Innovation is always challenging, and looking at two famous examples of profound, successful, and internationally influential innovation — the engineering courses at Waterloo and the medical program at McMaster — Weingarten notes how many proposed changes were ferociously resisted at first. But these poster children of radical institutional change happened in the 1950s and 1960s, practically the pre-Jurassic era in contemporary university history and evolution. Weingarten finds no equivalent innovation since those far-off days.
To his credit, Weingarten never leaves a criticism unattended without possible solutions. Part of the fun of his book is in how clearly he addresses the challenges of innovation — “challenges” being the gobbledygook word to cover absences of innovation and mediocre compromises — with straightforward recommendations that seem sensible and even practical. He also points a finger at inhibitive government funding regulations that discourage non-traditional initiatives and stifle whatever innovative impulse does exist.
Nothing Less Than Great sometimes acts like a Patton tank, forging through the deadwood of past and present complacency and ineptitude and pushing all peripheral damage aside. Yet Weingarten is essentially positive about the academy’s role in Canada, and this mindset is tied movingly to his own gratitude, as the grandson of Romanian peasant immigrants, for the public education he received here. It is also this background that gives the book its sharp edge of insistence that we can do better, at all levels.
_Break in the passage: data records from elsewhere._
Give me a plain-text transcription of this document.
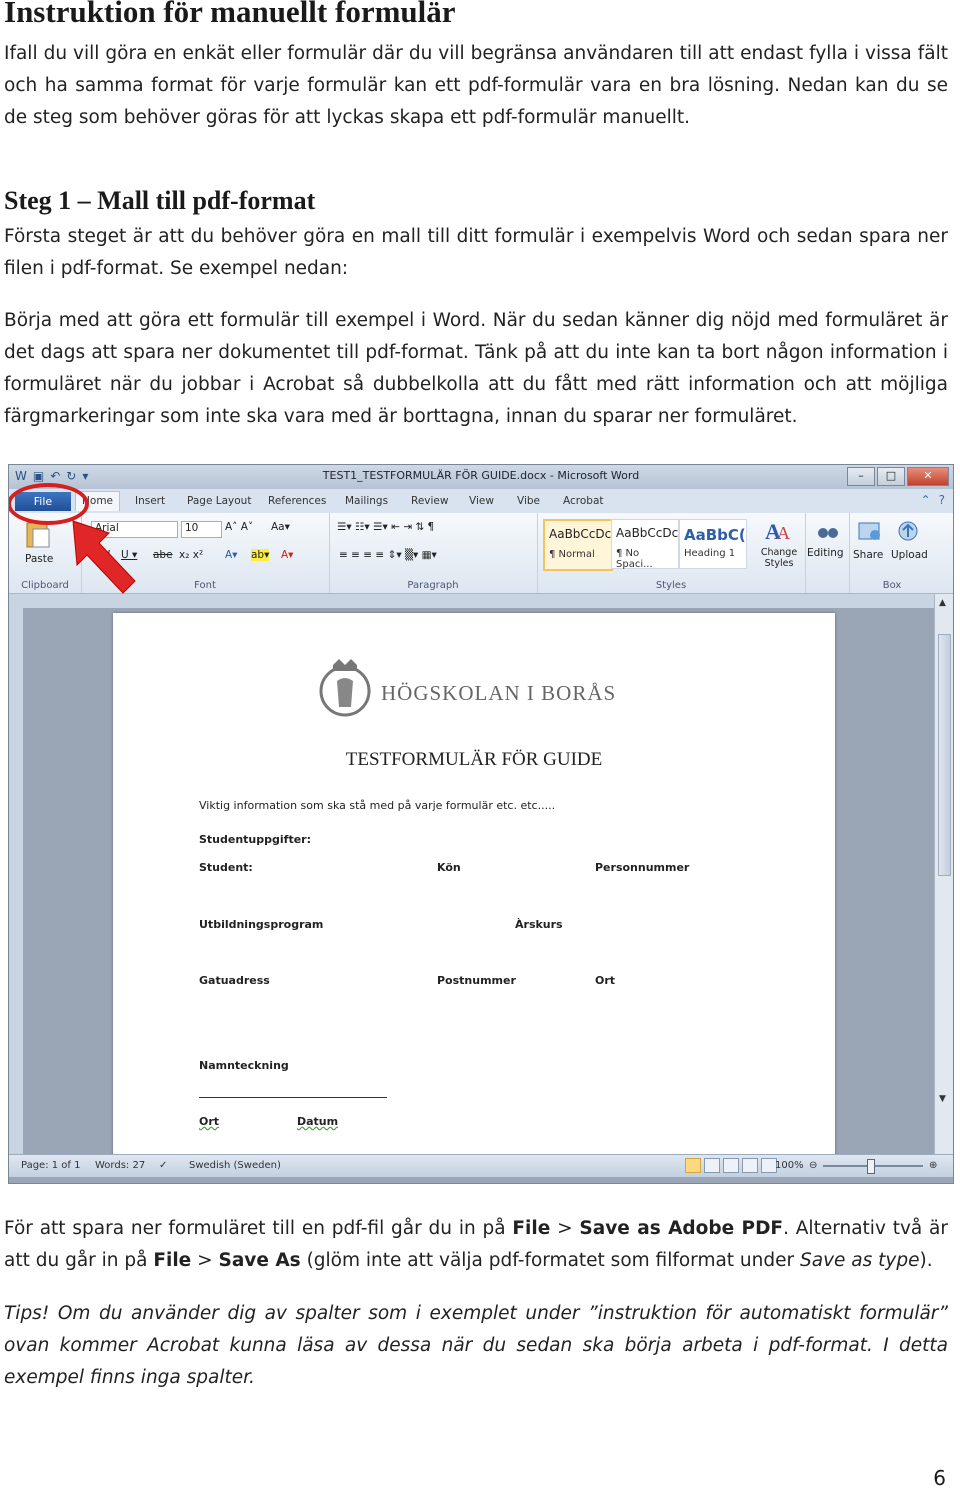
Instruktion för manuellt formulär

Ifall du vill göra en enkät eller formulär där du vill begränsa användaren till att endast fylla i vissa fält och ha samma format för varje formulär kan ett pdf-formulär vara en bra lösning. Nedan kan du se de steg som behöver göras för att lyckas skapa ett pdf-formulär manuellt.

Steg 1 – Mall till pdf-format

Första steget är att du behöver göra en mall till ditt formulär i exempelvis Word och sedan spara ner filen i pdf-format. Se exempel nedan:

Börja med att göra ett formulär till exempel i Word. När du sedan känner dig nöjd med formuläret är det dags att spara ner dokumentet till pdf-format. Tänk på att du inte kan ta bort någon information i formuläret när du jobbar i Acrobat så dubbelkolla att du fått med rätt information och att möjliga färgmarkeringar som inte ska vara med är borttagna, innan du sparar ner formuläret.

W ▣ ↶ ↻ ▾	TEST1_TESTFORMULÄR FÖR GUIDE.docx - Microsoft Word	–	□	✕
File	Home	Insert Page Layout References Mailings Review View Vibe Acrobat	⌃ ?
Paste
Clipboard
Arial	10	A˄ A˅ Aa▾
U ▾ abe x₂ x² A▾ ab▾ A▾
Font
☰▾ ☷▾ ☰▾ ⇤ ⇥ ⇅ ¶
≡ ≡ ≡ ≡ ⇕▾ ▒▾ ▦▾
Paragraph
AaBbCcDc
¶ Normal
AaBbCcDc
¶ No Spaci...
AaBbC(
Heading 1
A
A
Change Styles
Styles
Editing Share Upload
Box
HÖGSKOLAN I BORÅS
TESTFORMULÄR FÖR GUIDE
Viktig information som ska stå med på varje formulär etc. etc.....
Studentuppgifter:
Student:	Kön	Personnummer
Utbildningsprogram	Àrskurs
Gatuadress	Postnummer	Ort
Namnteckning
Ort	Datum
▲
▼
Page: 1 of 1 Words: 27 ✓ Swedish (Sweden)	100% ⊖	⊕

För att spara ner formuläret till en pdf-fil går du in på File > Save as Adobe PDF. Alternativ två är att du går in på File > Save As (glöm inte att välja pdf-formatet som filformat under Save as type).

Tips! Om du använder dig av spalter som i exemplet under ”instruktion för automatiskt formulär” ovan kommer Acrobat kunna läsa av dessa när du sedan ska börja arbeta i pdf-format. I detta exempel finns inga spalter.

6
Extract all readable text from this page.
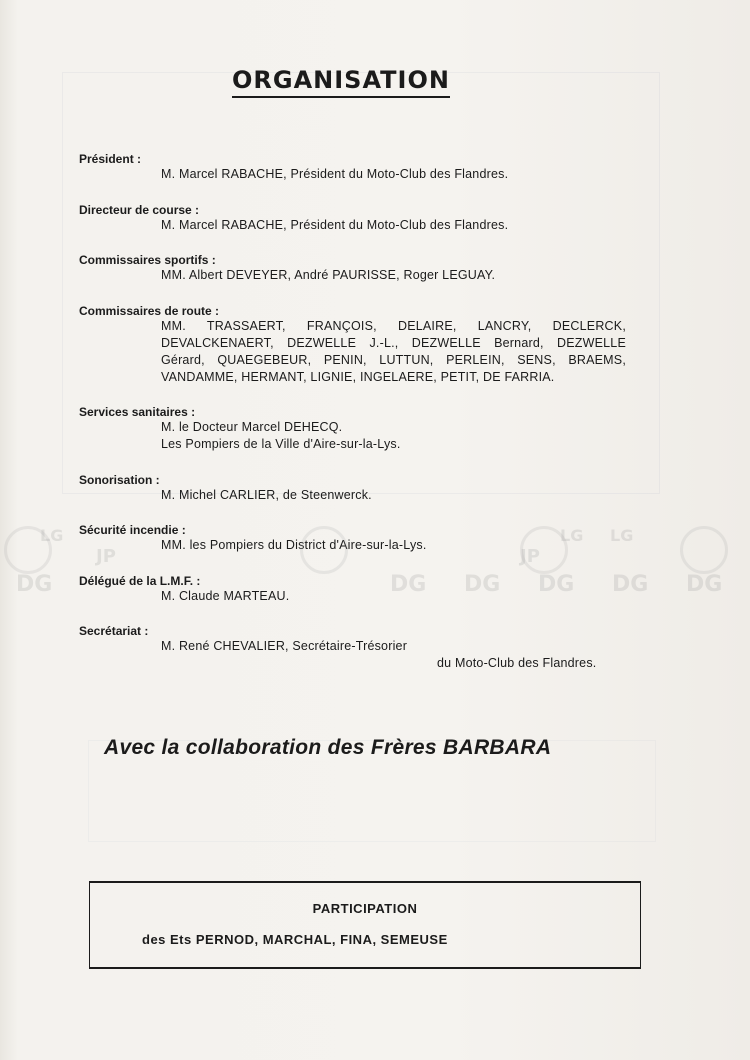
ORGANISATION
Président :
M. Marcel RABACHE, Président du Moto-Club des Flandres.
Directeur de course :
M. Marcel RABACHE, Président du Moto-Club des Flandres.
Commissaires sportifs :
MM. Albert DEVEYER, André PAURISSE, Roger LEGUAY.
Commissaires de route :
MM. TRASSAERT, FRANÇOIS, DELAIRE, LANCRY, DECLERCK,
DEVALCKENAERT, DEZWELLE J.-L., DEZWELLE Bernard, DEZWELLE
Gérard, QUAEGEBEUR, PENIN, LUTTUN, PERLEIN, SENS, BRAEMS,
VANDAMME, HERMANT, LIGNIE, INGELAERE, PETIT, DE FARRIA.
Services sanitaires :
M. le Docteur Marcel DEHECQ.
Les Pompiers de la Ville d'Aire-sur-la-Lys.
Sonorisation :
M. Michel CARLIER, de Steenwerck.
Sécurité incendie :
MM. les Pompiers du District d'Aire-sur-la-Lys.
Délégué de la L.M.F. :
M. Claude MARTEAU.
Secrétariat :
M. René CHEVALIER, Secrétaire-Trésorier
du Moto-Club des Flandres.
Avec la collaboration des Frères BARBARA
PARTICIPATION
des Ets PERNOD, MARCHAL, FINA, SEMEUSE
LG	LG LG
JP	JP
DG	DG DG DG DG DG
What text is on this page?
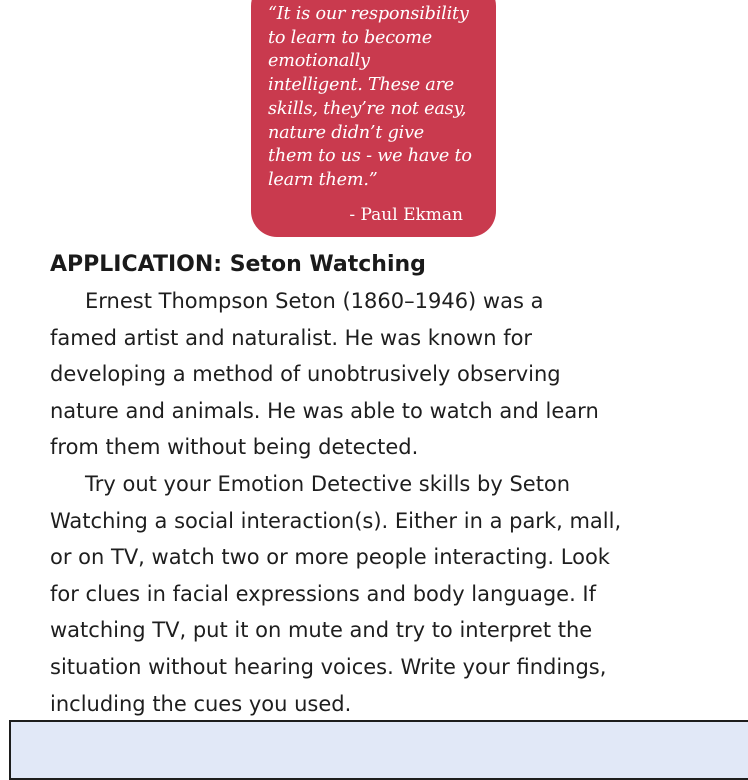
“It is our responsibility
to learn to become
emotionally
intelligent. These are
skills, they’re not easy,
nature didn’t give
them to us - we have to
learn them.”

- Paul Ekman

APPLICATION: Seton Watching
Ernest Thompson Seton (1860–1946) was a
famed artist and naturalist. He was known for
developing a method of unobtrusively observing
nature and animals. He was able to watch and learn
from them without being detected.
Try out your Emotion Detective skills by Seton
Watching a social interaction(s). Either in a park, mall,
or on TV, watch two or more people interacting. Look
for clues in facial expressions and body language. If
watching TV, put it on mute and try to interpret the
situation without hearing voices. Write your findings,
including the cues you used.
In his closing chapter, Weingarten harks back to Woodrow Wilson’s admonition about the difficulty of creating change in universities, especially of reforming and amending the undergraduate curriculum. And though the problem is hardly new, he is intolerant of today’s compromise and compromisers.
In a strange way, the pandemic that unfolded as Weingarten was writing allowed him to show how dealing with an unexpected calamity — sorry, “challenge”— may have provided if not an impetus for reform, at least an understanding of how important and feasible it can be when demanded by necessity. Nothing Less Than Great is an honest and insightful attempt to stress the current and urgent necessity of putting the word “great” into our academic institutions. It’s an urgent plea to not be frightened of innovation, even if it sometimes fails. And that’s a good message to hear from a profoundly intelligent and incisive mind at such a critical juncture on so many fronts.
John Fraser is the executive chair of the National NewsMedia Council of Canada.